Heat Wave Discussion Deserves Stronger Climate Context

The immediate public interest is health and safety, avoiding heat-related illness and sharing information about resources for keeping cool.

Front page today (notes added)

But it is interesting to see the limits on the way we frame up that "the air is expected to become unhealthy...over the next few days." There is an explicit suggestion to avoid driving and use of other small engines and sources of emissions.

Why can't we extend this, since we have a more general and global sense in which our air has become unhealthy and dangerous? This should be our baseline now.

And there should be a stronger through-line of climate context in our reporting on this heat wave, as it is certainly exacerbated by our rising greenhouse gas levels. Our emissions and its effects on climate increase the frequency and severity of these events.

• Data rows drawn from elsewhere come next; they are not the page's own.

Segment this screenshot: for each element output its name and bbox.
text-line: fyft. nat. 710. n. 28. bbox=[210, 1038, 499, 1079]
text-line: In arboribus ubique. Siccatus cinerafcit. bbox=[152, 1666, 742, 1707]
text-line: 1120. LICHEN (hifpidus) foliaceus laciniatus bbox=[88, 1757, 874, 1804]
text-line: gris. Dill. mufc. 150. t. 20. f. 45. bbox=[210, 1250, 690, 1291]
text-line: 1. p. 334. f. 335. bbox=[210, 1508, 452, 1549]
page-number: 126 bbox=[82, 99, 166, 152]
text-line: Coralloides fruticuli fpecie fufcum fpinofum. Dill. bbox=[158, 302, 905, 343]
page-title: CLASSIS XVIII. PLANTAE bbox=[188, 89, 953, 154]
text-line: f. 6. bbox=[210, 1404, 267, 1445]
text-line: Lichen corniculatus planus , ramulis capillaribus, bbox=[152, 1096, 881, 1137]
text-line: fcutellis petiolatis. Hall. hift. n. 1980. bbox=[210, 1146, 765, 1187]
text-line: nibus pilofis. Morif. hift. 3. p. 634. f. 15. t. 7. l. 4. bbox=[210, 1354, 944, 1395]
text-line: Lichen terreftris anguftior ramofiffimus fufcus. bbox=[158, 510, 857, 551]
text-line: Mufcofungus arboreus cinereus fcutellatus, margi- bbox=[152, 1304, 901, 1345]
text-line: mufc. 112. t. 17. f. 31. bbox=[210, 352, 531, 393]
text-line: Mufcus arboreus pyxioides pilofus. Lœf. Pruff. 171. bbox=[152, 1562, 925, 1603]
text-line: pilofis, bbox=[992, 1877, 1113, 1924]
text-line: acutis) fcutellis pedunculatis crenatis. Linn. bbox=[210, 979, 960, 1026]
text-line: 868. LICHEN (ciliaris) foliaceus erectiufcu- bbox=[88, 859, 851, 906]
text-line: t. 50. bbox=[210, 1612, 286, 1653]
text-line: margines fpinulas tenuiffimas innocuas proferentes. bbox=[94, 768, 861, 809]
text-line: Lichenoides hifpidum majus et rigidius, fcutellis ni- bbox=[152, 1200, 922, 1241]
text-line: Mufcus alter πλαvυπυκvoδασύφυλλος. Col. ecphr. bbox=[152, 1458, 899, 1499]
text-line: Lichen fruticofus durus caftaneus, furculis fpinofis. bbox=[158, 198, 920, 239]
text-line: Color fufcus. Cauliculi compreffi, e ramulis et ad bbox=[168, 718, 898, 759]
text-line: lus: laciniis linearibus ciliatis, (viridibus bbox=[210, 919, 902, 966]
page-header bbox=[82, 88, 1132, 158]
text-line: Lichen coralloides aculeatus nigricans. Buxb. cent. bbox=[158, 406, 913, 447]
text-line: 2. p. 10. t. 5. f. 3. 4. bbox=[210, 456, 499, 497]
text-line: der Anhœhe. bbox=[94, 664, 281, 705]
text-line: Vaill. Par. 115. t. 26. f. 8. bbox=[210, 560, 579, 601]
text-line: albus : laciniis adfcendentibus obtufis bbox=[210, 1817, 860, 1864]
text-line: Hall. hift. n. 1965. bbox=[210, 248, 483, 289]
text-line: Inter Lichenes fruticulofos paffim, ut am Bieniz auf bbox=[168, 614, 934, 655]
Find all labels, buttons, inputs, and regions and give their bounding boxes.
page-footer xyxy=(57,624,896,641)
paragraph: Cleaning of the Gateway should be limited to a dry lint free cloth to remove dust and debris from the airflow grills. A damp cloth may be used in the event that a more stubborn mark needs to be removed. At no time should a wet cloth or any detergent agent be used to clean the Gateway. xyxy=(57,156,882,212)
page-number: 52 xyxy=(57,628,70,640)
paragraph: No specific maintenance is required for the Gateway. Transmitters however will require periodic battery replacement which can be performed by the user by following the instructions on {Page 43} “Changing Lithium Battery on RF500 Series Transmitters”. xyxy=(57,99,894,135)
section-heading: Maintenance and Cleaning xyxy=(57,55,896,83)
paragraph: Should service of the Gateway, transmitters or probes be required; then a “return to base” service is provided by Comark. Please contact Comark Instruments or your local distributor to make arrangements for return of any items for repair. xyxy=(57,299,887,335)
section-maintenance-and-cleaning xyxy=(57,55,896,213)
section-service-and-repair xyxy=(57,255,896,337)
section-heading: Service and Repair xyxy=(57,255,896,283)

Climate Action Plan update

Separately, the City's published some materials from the last Task Force meeting, but they are not very well explained, and seem to represent a moment in process rather than a report on a milestone. They are sprawling and unfocused. They do not seem at the moment to warrant drilling into too much detail.

So a general observation about ambition. One of the slide decks is more focused. It is a "cost benefit analysis update" - but there is nothing on cost or on benefit in it. Instead, it is a list of 10 strategies, four of them ditched and four new replacements, that are getting more study:

  1. Charge for Parking
  2. Support energy efficiency and weatherizion of existing buildings
  3. Energy Efficiency Benchmarking (municipal buildings)
  4. Implement a gas tax
  5. Connect bikeways
  6. Complete Salem's sidewalk network
  7. Create dedicated bus lanes
  8. Increase tree canopy
  9. Make home EV charging accessible to renters
  10. Solar-ready new construction

But there is still no clear sense that whatever it is we are considering, it will have anticipated results commensurate with our explicit goal to reduce emissions by 50% in 2035. Is it gonna work? We still seem to be selecting strategies by how easy or palatable they are, rather than how effective they will be.

We are starting this crazy heat wave. Are our Climate Plan actions proper to the magnitude of disruption?